You can also set up a virtual environment using Poetry. Poetry can be installed using pip
:
pip install poetry
Then initiate the virtual environment with the required dependencies (see poetry.lock
, pyproject.toml
):
poetry config virtualenvs.in-project true # ensures virtual environment is in project
poetry install
The virtual environment can be accessed from the shell using:
poetry shell
IDEs like Pycharm will be able to detect the interpreter of this virtual environment.

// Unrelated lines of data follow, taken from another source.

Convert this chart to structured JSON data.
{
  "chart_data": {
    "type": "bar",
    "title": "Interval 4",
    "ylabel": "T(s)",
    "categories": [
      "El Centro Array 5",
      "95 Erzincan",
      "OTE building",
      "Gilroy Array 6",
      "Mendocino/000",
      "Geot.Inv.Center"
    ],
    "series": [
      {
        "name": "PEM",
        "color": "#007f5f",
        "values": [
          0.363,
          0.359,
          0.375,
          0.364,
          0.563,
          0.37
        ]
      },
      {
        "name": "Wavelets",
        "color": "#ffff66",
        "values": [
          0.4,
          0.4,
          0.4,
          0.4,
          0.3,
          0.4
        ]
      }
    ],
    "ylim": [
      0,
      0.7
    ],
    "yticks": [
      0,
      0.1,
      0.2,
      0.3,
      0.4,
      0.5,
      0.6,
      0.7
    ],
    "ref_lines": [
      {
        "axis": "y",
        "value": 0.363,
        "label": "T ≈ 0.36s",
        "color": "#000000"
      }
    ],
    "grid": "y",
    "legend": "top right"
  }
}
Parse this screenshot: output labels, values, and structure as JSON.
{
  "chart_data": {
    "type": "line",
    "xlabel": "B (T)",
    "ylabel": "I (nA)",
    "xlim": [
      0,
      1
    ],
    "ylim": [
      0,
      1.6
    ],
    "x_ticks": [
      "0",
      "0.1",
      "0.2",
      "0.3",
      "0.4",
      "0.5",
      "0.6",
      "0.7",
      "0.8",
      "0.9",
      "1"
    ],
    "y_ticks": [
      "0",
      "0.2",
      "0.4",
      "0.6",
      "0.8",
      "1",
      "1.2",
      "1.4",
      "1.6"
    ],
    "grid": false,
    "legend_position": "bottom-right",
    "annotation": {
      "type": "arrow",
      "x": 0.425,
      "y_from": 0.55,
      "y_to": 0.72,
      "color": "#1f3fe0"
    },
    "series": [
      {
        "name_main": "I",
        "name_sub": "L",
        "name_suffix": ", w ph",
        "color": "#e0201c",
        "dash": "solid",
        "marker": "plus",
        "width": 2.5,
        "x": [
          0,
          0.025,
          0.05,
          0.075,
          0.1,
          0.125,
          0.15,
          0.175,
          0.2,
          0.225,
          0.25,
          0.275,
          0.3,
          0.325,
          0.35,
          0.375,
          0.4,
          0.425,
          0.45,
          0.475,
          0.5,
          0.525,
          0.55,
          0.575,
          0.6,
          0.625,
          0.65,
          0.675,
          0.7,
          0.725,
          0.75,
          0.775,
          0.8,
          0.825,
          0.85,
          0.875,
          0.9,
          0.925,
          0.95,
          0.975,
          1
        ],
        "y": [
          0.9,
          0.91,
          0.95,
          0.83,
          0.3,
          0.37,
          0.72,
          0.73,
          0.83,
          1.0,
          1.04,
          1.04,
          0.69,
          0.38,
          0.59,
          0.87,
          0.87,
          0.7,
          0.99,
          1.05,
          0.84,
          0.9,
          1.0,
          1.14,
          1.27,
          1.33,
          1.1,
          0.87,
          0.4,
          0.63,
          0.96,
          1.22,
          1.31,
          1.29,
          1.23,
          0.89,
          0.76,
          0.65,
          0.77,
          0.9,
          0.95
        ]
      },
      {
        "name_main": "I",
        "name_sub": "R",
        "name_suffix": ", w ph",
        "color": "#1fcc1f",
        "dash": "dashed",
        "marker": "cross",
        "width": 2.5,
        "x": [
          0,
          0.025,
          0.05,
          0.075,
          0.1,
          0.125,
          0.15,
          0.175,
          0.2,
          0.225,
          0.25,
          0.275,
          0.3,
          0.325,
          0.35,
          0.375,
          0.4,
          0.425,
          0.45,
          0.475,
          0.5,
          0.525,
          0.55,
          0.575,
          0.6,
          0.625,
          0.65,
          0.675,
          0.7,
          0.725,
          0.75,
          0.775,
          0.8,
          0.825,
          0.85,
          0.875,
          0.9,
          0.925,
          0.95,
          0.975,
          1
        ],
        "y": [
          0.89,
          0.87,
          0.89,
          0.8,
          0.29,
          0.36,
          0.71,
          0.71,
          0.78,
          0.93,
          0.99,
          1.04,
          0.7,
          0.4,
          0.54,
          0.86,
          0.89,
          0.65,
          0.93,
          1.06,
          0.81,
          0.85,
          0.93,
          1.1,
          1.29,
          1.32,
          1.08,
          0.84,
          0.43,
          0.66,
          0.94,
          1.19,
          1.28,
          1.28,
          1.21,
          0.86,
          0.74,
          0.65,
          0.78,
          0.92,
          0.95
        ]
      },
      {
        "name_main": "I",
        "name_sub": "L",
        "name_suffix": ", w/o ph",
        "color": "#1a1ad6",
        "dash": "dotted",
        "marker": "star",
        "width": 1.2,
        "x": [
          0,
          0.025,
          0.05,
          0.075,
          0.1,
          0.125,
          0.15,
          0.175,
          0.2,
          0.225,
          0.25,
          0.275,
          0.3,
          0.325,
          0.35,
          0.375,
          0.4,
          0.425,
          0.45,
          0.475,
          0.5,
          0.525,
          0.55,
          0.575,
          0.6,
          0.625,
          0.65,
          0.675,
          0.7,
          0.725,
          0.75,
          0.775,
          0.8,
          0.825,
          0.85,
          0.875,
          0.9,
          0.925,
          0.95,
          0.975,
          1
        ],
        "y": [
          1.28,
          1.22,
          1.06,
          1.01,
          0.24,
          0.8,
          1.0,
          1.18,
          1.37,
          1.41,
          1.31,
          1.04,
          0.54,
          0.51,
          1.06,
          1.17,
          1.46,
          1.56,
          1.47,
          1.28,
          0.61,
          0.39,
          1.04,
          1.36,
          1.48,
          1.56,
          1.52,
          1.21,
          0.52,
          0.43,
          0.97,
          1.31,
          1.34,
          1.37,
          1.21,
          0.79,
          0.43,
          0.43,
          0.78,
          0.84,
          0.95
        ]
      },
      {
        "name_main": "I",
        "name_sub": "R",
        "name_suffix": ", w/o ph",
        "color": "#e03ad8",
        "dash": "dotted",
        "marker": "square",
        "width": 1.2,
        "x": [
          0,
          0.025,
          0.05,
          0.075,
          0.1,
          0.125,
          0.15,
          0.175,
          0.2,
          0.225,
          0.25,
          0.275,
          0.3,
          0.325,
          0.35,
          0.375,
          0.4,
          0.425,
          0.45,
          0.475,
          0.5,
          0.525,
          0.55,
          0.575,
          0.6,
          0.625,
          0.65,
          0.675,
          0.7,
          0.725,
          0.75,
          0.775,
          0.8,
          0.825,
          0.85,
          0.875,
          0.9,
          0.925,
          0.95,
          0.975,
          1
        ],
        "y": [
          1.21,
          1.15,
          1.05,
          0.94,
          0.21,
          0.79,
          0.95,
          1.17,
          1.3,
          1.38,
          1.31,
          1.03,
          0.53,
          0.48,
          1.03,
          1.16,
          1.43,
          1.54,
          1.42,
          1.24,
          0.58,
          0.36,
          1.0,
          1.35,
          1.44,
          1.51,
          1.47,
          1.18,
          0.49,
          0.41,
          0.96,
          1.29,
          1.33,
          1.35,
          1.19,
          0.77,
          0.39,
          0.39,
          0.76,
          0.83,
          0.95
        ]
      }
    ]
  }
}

Alternatively generate a requirements.txt:
poetry export -f requirements.txt --without-hashes > requirements.txt
and
python3 -m pip install -r requirements.txt
This project uses Hydra for configuration management. To run the code:
python main.py mode=train agent=gppo_walker2d # (or other algorithms) or just `python main.py` for default configs
The codebase currently supports training, evaluation, and with optional tracking via Weights & Biases. Models can be saved and loaded. The results for each agent (GPPO, PPO, etc.) will be saved in the specified results directory. To reproduce results, ensure that train.yaml
and config.yaml
are configured as follows:
name: train
train: True
load_model: False
save_model: True
import_metrics: True
export_metrics: True
defaults:
- mode: train # Set a default mode value, it can be overridden by command-line args
- agent: gppo_walker2d # Replace with correct algorithm
- _self_
num_episodes: 10000
num_bootstrap_samples: 100
num_runs: 1
results_save_path: "./results/"
environment: "Walker2d-v5"
normalize_obs: True
normalize_act: False
clip_obs: 10.0
wandb:
project: "gppo-drl"
entity: "ml_exp"
use_wandb: True # Disable if you do not want this
agents
contains core RL implementations (e.g.,PPO
,GPPO
) and a factory class for instantiating them.gp
contains implementations of Deep Gaussian Processes (vanilla and Deep Sigma Point Process variant) and also GPPO specific implementation variants and objective functions.hyperparam_tuning
contains a generic implementation of the Bayesian optimization algorithm and additional helper functions.metrics
containsMetricsTracker
class which can be used to aggregate metrics across runs.util
contains utility functions and classes such asreplaybuffer
androlloutbuffer
.